Voltage Divider output at the Collector
With AC analysis for this configuration, the output voltage is very much greater than the
input voltage. Based on our experiment, the input is only at 128 millivolts while it outputs 5.52
volts. It has a negative voltage gain Av implying that the input and the output are out of phase
from each other.
Voltage Divider output at the Emitter
It is also called the common-collector configuration wherein the collector is shared
between the input and output AC signals and the output follows the input. Typically it has a high
input impedance, low output impedance, and a positive voltage gain slightly less than 1 which is
always non-inverting , implying that it has an opposite phase behavior with the voltage divider
output at the collector.

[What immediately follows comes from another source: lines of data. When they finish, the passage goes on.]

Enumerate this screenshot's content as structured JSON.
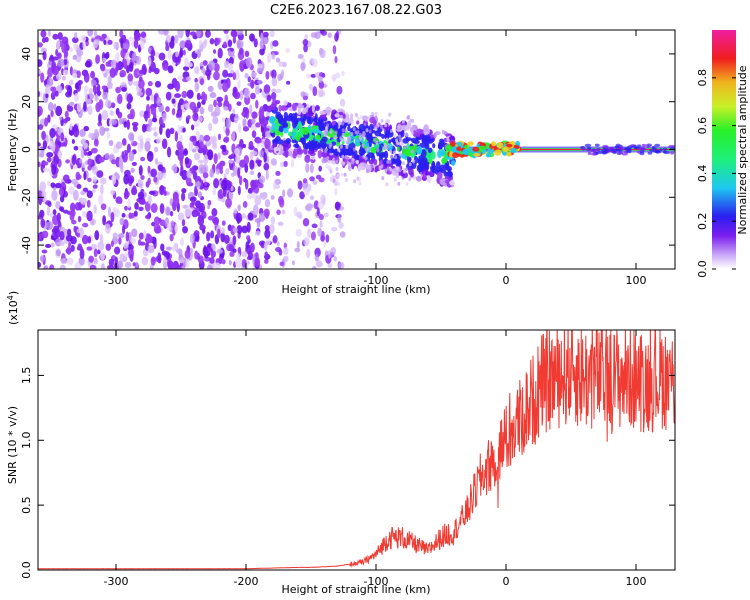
{
  "title": "C2E6.2023.167.08.22.G03",
  "colors": {
    "snr_line": "#f03a32",
    "background": "#ffffff",
    "spectrum_main": "#7a1ef0",
    "spectrum_light": "#c9a6f7"
  },
  "chart_data": [
    {
      "type": "heatmap",
      "title": "C2E6.2023.167.08.22.G03",
      "xlabel": "Height of straight line (km)",
      "ylabel": "Frequency (Hz)",
      "xlim": [
        -360,
        130
      ],
      "ylim": [
        -50,
        50
      ],
      "x_ticks": [
        -300,
        -200,
        -100,
        0,
        100
      ],
      "y_ticks": [
        -40,
        -20,
        0,
        20,
        40
      ],
      "colorbar": {
        "label": "Normalized spectral amplitude",
        "range": [
          0.0,
          1.0
        ],
        "ticks": [
          "0.0",
          "0.2",
          "0.4",
          "0.6",
          "0.8"
        ],
        "colormap": "white-purple-blue-cyan-green-yellow-red-magenta"
      },
      "features": [
        {
          "description": "scattered noise",
          "x_range": [
            -360,
            -130
          ],
          "freq_range": [
            -50,
            50
          ]
        },
        {
          "description": "descending signal",
          "x_range": [
            -180,
            -40
          ],
          "freq_start": 10,
          "freq_end": -5
        },
        {
          "description": "steady carrier",
          "x_range": [
            -40,
            130
          ],
          "freq": 0
        }
      ]
    },
    {
      "type": "line",
      "xlabel": "Height of straight line (km)",
      "ylabel": "SNR (10 * v/v)",
      "y_scale_label": "(x10",
      "y_scale_exp": "4",
      "y_scale_close": ")",
      "xlim": [
        -360,
        130
      ],
      "ylim": [
        0.0,
        1.85
      ],
      "x_ticks": [
        -300,
        -200,
        -100,
        0,
        100
      ],
      "y_ticks": [
        "0.0",
        "0.5",
        "1.0",
        "1.5"
      ],
      "series": [
        {
          "x": [
            -360,
            -200,
            -160,
            -150,
            -130,
            -110,
            -100,
            -90,
            -80,
            -70,
            -60,
            -50,
            -40,
            -30,
            -20,
            -10,
            0,
            10,
            20,
            30,
            40,
            50,
            60,
            70,
            80,
            90,
            100,
            110,
            120,
            130
          ],
          "y": [
            0.01,
            0.01,
            0.02,
            0.02,
            0.03,
            0.06,
            0.12,
            0.25,
            0.25,
            0.2,
            0.15,
            0.25,
            0.3,
            0.45,
            0.7,
            0.85,
            1.0,
            1.15,
            1.3,
            1.45,
            1.5,
            1.55,
            1.48,
            1.5,
            1.45,
            1.5,
            1.48,
            1.45,
            1.5,
            1.45
          ]
        }
      ]
    }
  ]
}
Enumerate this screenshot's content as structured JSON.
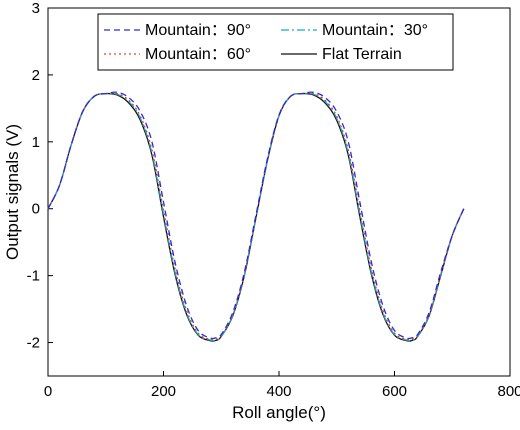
{
  "chart_data": {
    "type": "line",
    "title": "",
    "xlabel": "Roll angle(°)",
    "ylabel": "Output signals (V)",
    "xlim": [
      0,
      800
    ],
    "ylim": [
      -2.5,
      3
    ],
    "xticks": [
      0,
      200,
      400,
      600,
      800
    ],
    "yticks": [
      -2,
      -1,
      0,
      1,
      2,
      3
    ],
    "xtick_labels": [
      "0",
      "200",
      "400",
      "600",
      "800"
    ],
    "ytick_labels": [
      "-2",
      "-1",
      "0",
      "1",
      "2",
      "3"
    ],
    "grid": false,
    "legend_position": "top",
    "x": [
      0,
      20,
      40,
      60,
      80,
      100,
      120,
      140,
      160,
      180,
      200,
      220,
      240,
      260,
      280,
      290,
      300,
      320,
      340,
      360,
      380,
      400,
      420,
      440,
      460,
      480,
      500,
      520,
      540,
      560,
      580,
      600,
      620,
      630,
      640,
      660,
      680,
      700,
      720
    ],
    "series": [
      {
        "name": "Mountain：90°",
        "color": "#2a2ae0",
        "dash": "6,4",
        "values": [
          0,
          0.35,
          0.95,
          1.45,
          1.68,
          1.72,
          1.74,
          1.66,
          1.45,
          1.0,
          0.1,
          -0.8,
          -1.45,
          -1.82,
          -1.93,
          -1.93,
          -1.88,
          -1.55,
          -0.95,
          -0.1,
          0.75,
          1.4,
          1.68,
          1.72,
          1.74,
          1.66,
          1.45,
          1.0,
          0.1,
          -0.8,
          -1.45,
          -1.82,
          -1.93,
          -1.93,
          -1.88,
          -1.55,
          -0.95,
          -0.4,
          0
        ]
      },
      {
        "name": "Mountain：60°",
        "color": "#e04040",
        "dash": "2,3",
        "values": [
          0,
          0.35,
          0.95,
          1.45,
          1.68,
          1.72,
          1.72,
          1.62,
          1.38,
          0.88,
          -0.02,
          -0.9,
          -1.52,
          -1.86,
          -1.95,
          -1.95,
          -1.9,
          -1.58,
          -0.98,
          -0.12,
          0.74,
          1.4,
          1.68,
          1.72,
          1.72,
          1.62,
          1.38,
          0.88,
          -0.02,
          -0.9,
          -1.52,
          -1.86,
          -1.95,
          -1.95,
          -1.9,
          -1.58,
          -0.98,
          -0.4,
          0
        ]
      },
      {
        "name": "Mountain：30°",
        "color": "#10b0b0",
        "dash": "8,3,2,3",
        "values": [
          0,
          0.35,
          0.95,
          1.45,
          1.68,
          1.72,
          1.71,
          1.6,
          1.35,
          0.83,
          -0.08,
          -0.95,
          -1.56,
          -1.88,
          -1.96,
          -1.97,
          -1.91,
          -1.59,
          -0.99,
          -0.13,
          0.73,
          1.39,
          1.68,
          1.72,
          1.71,
          1.6,
          1.35,
          0.83,
          -0.08,
          -0.95,
          -1.56,
          -1.88,
          -1.96,
          -1.97,
          -1.91,
          -1.59,
          -0.99,
          -0.4,
          0
        ]
      },
      {
        "name": "Flat Terrain",
        "color": "#111111",
        "dash": "",
        "values": [
          0,
          0.35,
          0.95,
          1.45,
          1.68,
          1.72,
          1.7,
          1.58,
          1.32,
          0.8,
          -0.12,
          -0.98,
          -1.58,
          -1.89,
          -1.97,
          -1.97,
          -1.91,
          -1.6,
          -1.0,
          -0.14,
          0.72,
          1.39,
          1.68,
          1.72,
          1.7,
          1.58,
          1.32,
          0.8,
          -0.12,
          -0.98,
          -1.58,
          -1.89,
          -1.97,
          -1.97,
          -1.91,
          -1.6,
          -1.0,
          -0.4,
          0
        ]
      }
    ]
  }
}
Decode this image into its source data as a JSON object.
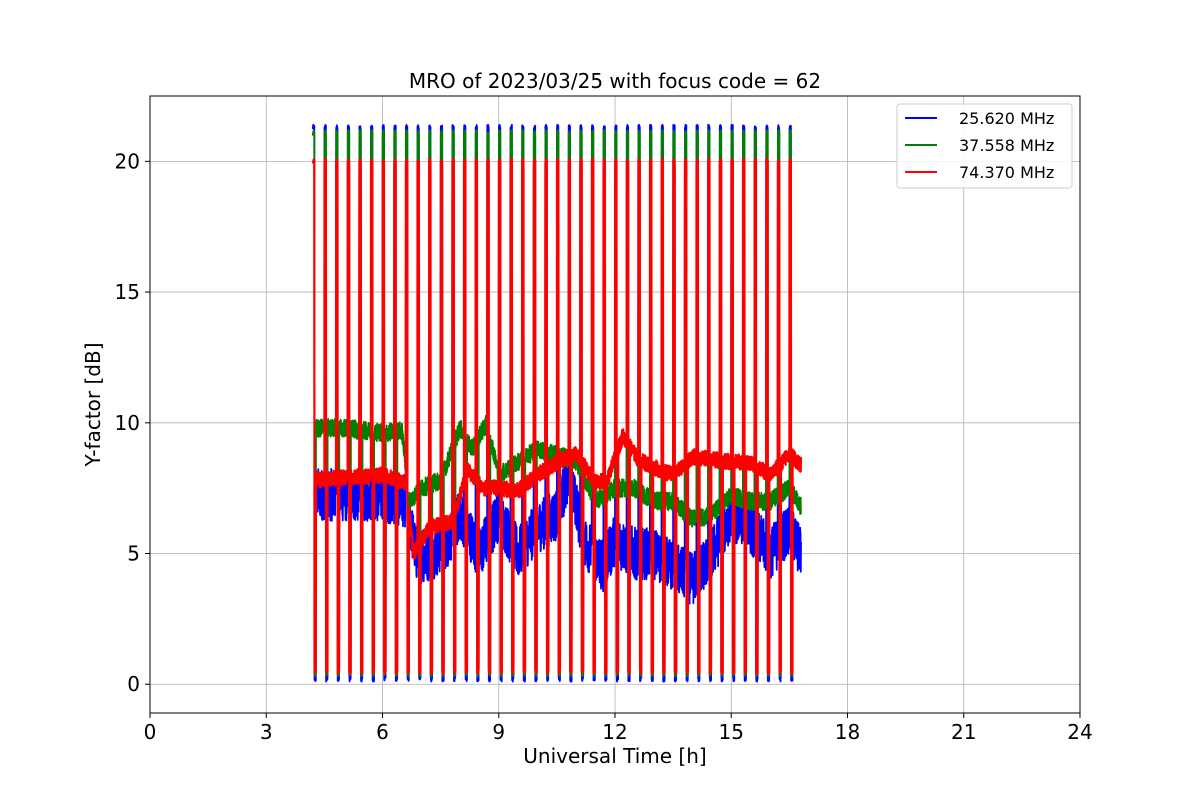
{
  "chart_data": {
    "type": "line",
    "title": "MRO of 2023/03/25 with focus code = 62",
    "xlabel": "Universal Time [h]",
    "ylabel": "Y-factor [dB]",
    "xlim": [
      0,
      24
    ],
    "ylim": [
      -1.1,
      22.5
    ],
    "xticks": [
      0,
      3,
      6,
      9,
      12,
      15,
      18,
      21,
      24
    ],
    "yticks": [
      0,
      5,
      10,
      15,
      20
    ],
    "grid": true,
    "legend_position": "top-right",
    "calibration": {
      "start_h": 4.2,
      "end_h": 16.8,
      "period_h": 0.3,
      "pulse_width_h": 0.08,
      "high_db": {
        "25.620 MHz": 21.3,
        "37.558 MHz": 21.1,
        "74.370 MHz": 20.0
      },
      "low_db": {
        "25.620 MHz": 0.2,
        "37.558 MHz": 0.4,
        "74.370 MHz": 0.5
      }
    },
    "series": [
      {
        "name": "25.620 MHz",
        "color": "#0000ff",
        "x": [
          4.2,
          5.0,
          6.0,
          6.6,
          6.9,
          7.3,
          7.7,
          8.0,
          8.5,
          9.0,
          9.5,
          10.0,
          10.5,
          10.8,
          11.2,
          11.7,
          12.0,
          12.5,
          13.0,
          13.5,
          14.0,
          14.5,
          15.0,
          15.5,
          16.0,
          16.5,
          16.8
        ],
        "y": [
          7.3,
          7.2,
          7.2,
          7.0,
          4.8,
          5.0,
          5.5,
          6.5,
          5.0,
          6.5,
          5.0,
          6.0,
          6.5,
          8.0,
          5.5,
          4.5,
          5.5,
          5.0,
          5.0,
          4.5,
          4.0,
          5.0,
          6.5,
          6.0,
          5.0,
          6.0,
          5.0
        ],
        "noise": 1.0
      },
      {
        "name": "37.558 MHz",
        "color": "#008000",
        "x": [
          4.2,
          5.0,
          6.0,
          6.5,
          6.7,
          7.0,
          7.5,
          8.0,
          8.3,
          8.7,
          9.0,
          9.5,
          10.0,
          10.5,
          11.0,
          11.5,
          12.0,
          12.5,
          13.0,
          13.5,
          14.0,
          14.5,
          15.0,
          15.5,
          16.0,
          16.5,
          16.8
        ],
        "y": [
          9.8,
          9.8,
          9.6,
          9.7,
          7.0,
          7.5,
          7.8,
          9.8,
          9.0,
          10.0,
          8.0,
          8.5,
          9.0,
          8.8,
          8.5,
          7.0,
          7.5,
          7.5,
          7.0,
          7.0,
          6.3,
          6.5,
          7.2,
          7.0,
          7.0,
          7.5,
          6.8
        ],
        "noise": 0.35
      },
      {
        "name": "74.370 MHz",
        "color": "#ff0000",
        "x": [
          4.2,
          5.0,
          6.0,
          6.6,
          6.8,
          7.2,
          7.8,
          8.2,
          8.6,
          9.0,
          9.5,
          10.0,
          10.5,
          11.0,
          11.5,
          11.8,
          12.2,
          12.6,
          13.0,
          13.5,
          14.0,
          14.5,
          15.0,
          15.5,
          16.0,
          16.5,
          16.8
        ],
        "y": [
          7.8,
          7.9,
          8.0,
          7.7,
          5.0,
          6.0,
          6.2,
          8.2,
          7.5,
          7.5,
          7.4,
          8.0,
          8.5,
          8.8,
          7.7,
          7.8,
          9.5,
          8.6,
          8.3,
          8.0,
          8.7,
          8.6,
          8.5,
          8.5,
          8.0,
          8.8,
          8.4
        ],
        "noise": 0.3
      }
    ]
  }
}
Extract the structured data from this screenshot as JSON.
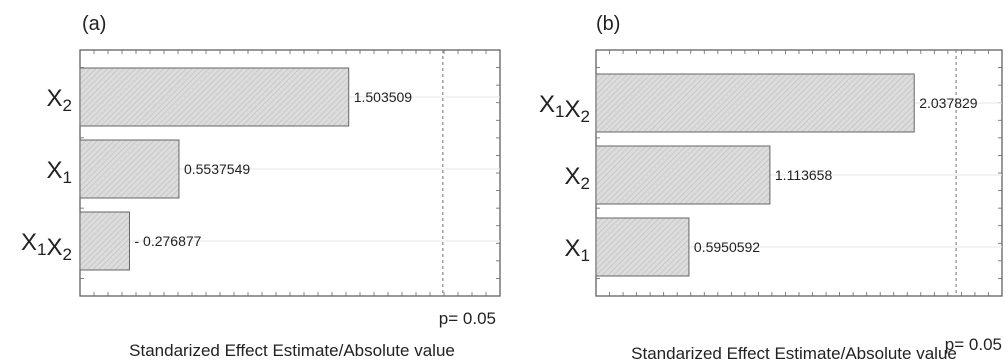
{
  "chart_data": [
    {
      "type": "bar",
      "orientation": "horizontal",
      "panel_label": "(a)",
      "categories": [
        "X2",
        "X1",
        "X1X2"
      ],
      "category_display": [
        {
          "parts": [
            [
              "X",
              "2"
            ]
          ]
        },
        {
          "parts": [
            [
              "X",
              "1"
            ]
          ]
        },
        {
          "parts": [
            [
              "X",
              "1"
            ],
            [
              "X",
              "2"
            ]
          ]
        }
      ],
      "values": [
        1.503509,
        0.5537549,
        -0.276877
      ],
      "value_labels": [
        "1.503509",
        "0.5537549",
        "- 0.276877"
      ],
      "reference_line": {
        "value": 2.03,
        "label": "p= 0.05"
      },
      "xlim": [
        0,
        2.35
      ],
      "xlabel": "Standarized Effect Estimate/Absolute value",
      "ylabel": "",
      "grid": "horizontal",
      "bar_fill": "#d9d9d9"
    },
    {
      "type": "bar",
      "orientation": "horizontal",
      "panel_label": "(b)",
      "categories": [
        "X1X2",
        "X2",
        "X1"
      ],
      "category_display": [
        {
          "parts": [
            [
              "X",
              "1"
            ],
            [
              "X",
              "2"
            ]
          ]
        },
        {
          "parts": [
            [
              "X",
              "2"
            ]
          ]
        },
        {
          "parts": [
            [
              "X",
              "1"
            ]
          ]
        }
      ],
      "values": [
        2.037829,
        1.113658,
        0.5950592
      ],
      "value_labels": [
        "2.037829",
        "1.113658",
        "0.5950592"
      ],
      "reference_line": {
        "value": 2.306,
        "label": "p= 0.05"
      },
      "xlim": [
        0,
        2.6
      ],
      "xlabel": "Standarized Effect Estimate/Absolute value",
      "ylabel": "",
      "grid": "horizontal",
      "bar_fill": "#d9d9d9"
    }
  ]
}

Its input and output are in phase with each other.
Common-Base Configuration
The common base amplifier uses a bypass capacitor or a direct connection from base to
ground to hold the base at ground for the signal only. In the experiment, it is observable that it has
high voltage gain while its current gain is low value (about 1). It also has a low input resistance
but a high output resistance. It also has an in phase input-output behavior since it has a positive
voltage gain.
Frequency Analysis
The interesting and significant part of the analysis of all the three configurations is at their
HIGH frequency response. The Voltage Divider output at the Collector should consider its miller
capacitance so its fhigh is only at 349.60 kHz while the Voltage Divider output at the Emitter and
the Common Base Configuration is significantly both in megahertz, respectively at 5.32 MHz and
2.09 MHz. This is because they both have no miller capacitances to consider.